Technology companies that want to sell software in Europe, will find they are soon subject to new rules governing the interoperability of their products.
Wholesale reform of the way Europe approaches IT standards is on the cards, including regulating dominant companies to make their products more interoperable, legislation to force declaration of embedded intellectual property in technologies proposed as standards, overhaul of European standard-setting bodies, and an renewed commitment to steering public bodies towards choosing open products over de facto standards.
An outline of the upcoming overhaul was articulated by Neelie Kroes, European Commission vice president for the Digital Agenda, in a speech given to the Open Forum Europe 2010 Summit in Brussels today.
Kroes identified five standards issues she will focus on over the five years of her reign as Digital Agenda VP:
- Ex-ante disclosure of IP in technologies proposed as standards, so that no standards are ambushed by hidden patents and ransomed by royalties
- Detailed standards guidance for public sector tenders
- Establish version 2 of the European Interoperability Framework so that public bodies have to comply with open standards procurement rules or justify why they haven't
- Overhaul the European Telecommunications Standards Institute (ETSI) to ensure it fast-tracks globally applicable internet standards such as from the W3 Consortium.
- Regulate dominant market players to ensure they “cannot just choose to deny interoperability with their products”
It is the latter that will irk IT vendors the most as it will force them to publish open APIs for their products and prevent them from delaying such action through protracted court battles.
“I had to fight hard and for several years until Microsoft began to license missing interoperability information,” said Kroes, referring to the bitter legal battles which as Competition Commissioner from 2004, she engaged with Microsoft over interoperability in server products and browser choice in the Windows operating system.
“The Commission should not need to run an epic antitrust case every time software lacks interoperability,” she added. “Wouldn't it be nice to solve all such problems in one go?”
While Kroes said she would prefer to arrive at regulation by consent, she said she has not ruled out legislation.
Ex-ante disclosure of IP is already established in some standards application procedures but it should be a universal regulation, Kroes told the audience.
“I have nothing against intellectual property being brought to the standard-setting table, but it must be disclosed,” said Kroes.
Some public sector organisations in mainland Europe already interpret the European Interoperability Framework (EIF) 1 as having comparable force to regulations.
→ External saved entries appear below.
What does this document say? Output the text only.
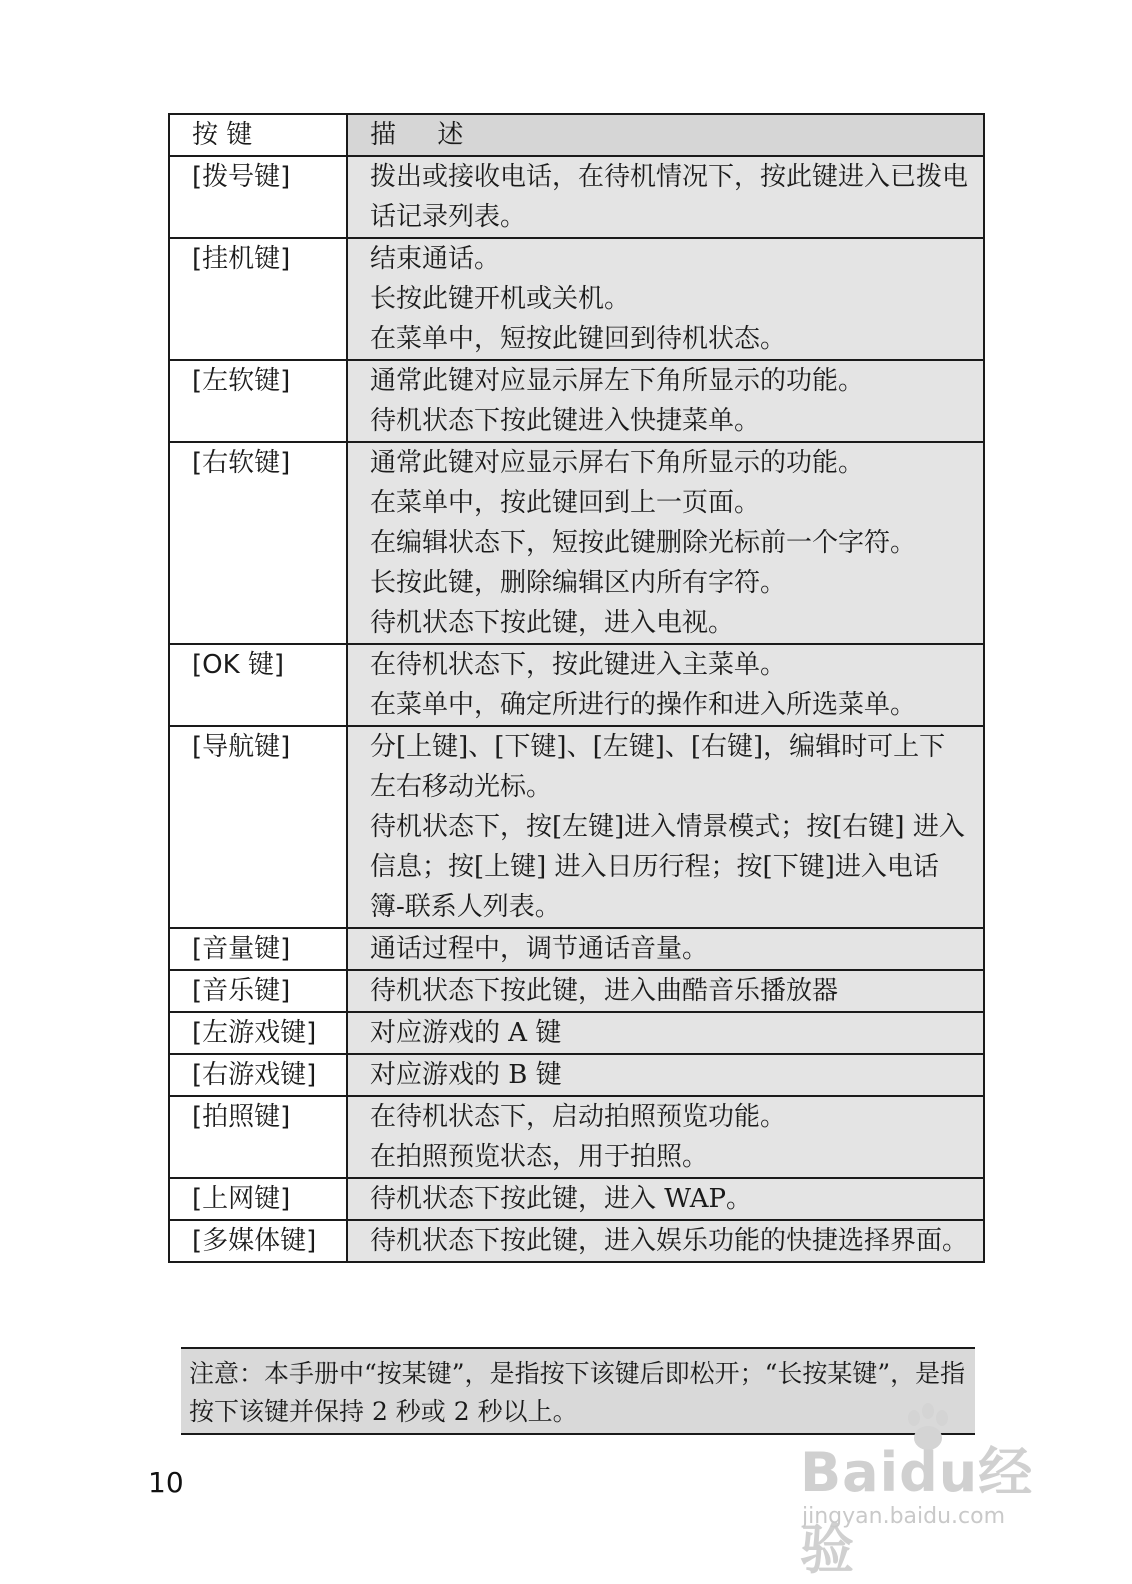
按 键	描     述
[拨号键]	拨出或接收电话，在待机情况下，按此键进入已拨电话记录列表。

[挂机键]	结束通话。
长按此键开机或关机。
在菜单中，短按此键回到待机状态。

[左软键]	通常此键对应显示屏左下角所显示的功能。
待机状态下按此键进入快捷菜单。

[右软键]	通常此键对应显示屏右下角所显示的功能。
在菜单中，按此键回到上一页面。
在编辑状态下，短按此键删除光标前一个字符。
长按此键，删除编辑区内所有字符。
待机状态下按此键，进入电视。

[OK 键]	在待机状态下，按此键进入主菜单。
在菜单中，确定所进行的操作和进入所选菜单。

[导航键]	分[上键]、[下键]、[左键]、[右键]，编辑时可上下左右移动光标。
待机状态下，按[左键]进入情景模式；按[右键] 进入信息；按[上键] 进入日历行程；按[下键]进入电话簿-联系人列表。

[音量键]	通话过程中，调节通话音量。

[音乐键]	待机状态下按此键，进入曲酷音乐播放器

[左游戏键]	对应游戏的 A 键

[右游戏键]	对应游戏的 B 键

[拍照键]	在待机状态下，启动拍照预览功能。
在拍照预览状态，用于拍照。

[上网键]	待机状态下按此键，进入 WAP。

[多媒体键]	待机状态下按此键，进入娱乐功能的快捷选择界面。
注意：本手册中“按某键”，是指按下该键后即松开；“长按某键”，是指按下该键并保持 2 秒或 2 秒以上。
10	Baidu经验
jingyan.baidu.com
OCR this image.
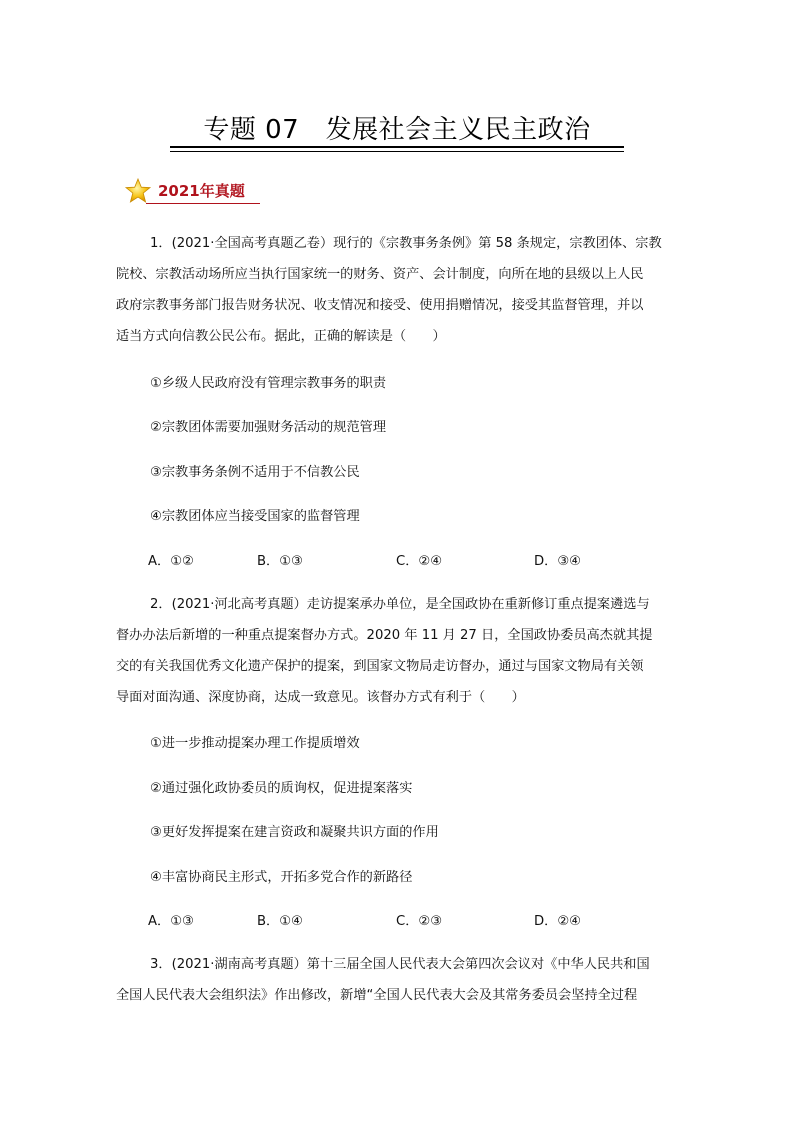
专题 07　发展社会主义民主政治
2021年真题
1．(2021·全国高考真题乙卷）现行的《宗教事务条例》第 58 条规定，宗教团体、宗教
院校、宗教活动场所应当执行国家统一的财务、资产、会计制度，向所在地的县级以上人民
政府宗教事务部门报告财务状况、收支情况和接受、使用捐赠情况，接受其监督管理，并以
适当方式向信教公民公布。据此，正确的解读是（　　）
①乡级人民政府没有管理宗教事务的职责
②宗教团体需要加强财务活动的规范管理
③宗教事务条例不适用于不信教公民
④宗教团体应当接受国家的监督管理
A．①②	B．①③	C．②④	D．③④
2．(2021·河北高考真题）走访提案承办单位，是全国政协在重新修订重点提案遴选与
督办办法后新增的一种重点提案督办方式。2020 年 11 月 27 日，全国政协委员高杰就其提
交的有关我国优秀文化遗产保护的提案，到国家文物局走访督办，通过与国家文物局有关领
导面对面沟通、深度协商，达成一致意见。该督办方式有利于（　　）
①进一步推动提案办理工作提质增效
②通过强化政协委员的质询权，促进提案落实
③更好发挥提案在建言资政和凝聚共识方面的作用
④丰富协商民主形式，开拓多党合作的新路径
A．①③	B．①④	C．②③	D．②④
3．(2021·湖南高考真题）第十三届全国人民代表大会第四次会议对《中华人民共和国
全国人民代表大会组织法》作出修改，新增“全国人民代表大会及其常务委员会坚持全过程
For example, public sector bodies in the Netherlands already operate a "comply or explain" policy.
EIF 2, Kroes explained, would establish this policy at a much higher level, making it close to mandatory for the public sector to choose open standards-based products. This is important in terms of enabling public sector organisations to collaborate across national borders, she said.
Meanwhile, proposals for reforming the ETSI will be finalised by the end of the year, Kroes promised.
“We want to make standard-setting more efficient, not more burdensome,” she assured the audience. “We want smart rules that are adapted to their respective fields. We should have the right rules in the right contexts.”
Even given her five-year tenure as Digital Agenda VP, this will not be an easy programme to see through, Kroes admitted.
“We can't change all this in one year, and there will be plenty who try to stop change. But I still want that change,” she concluded.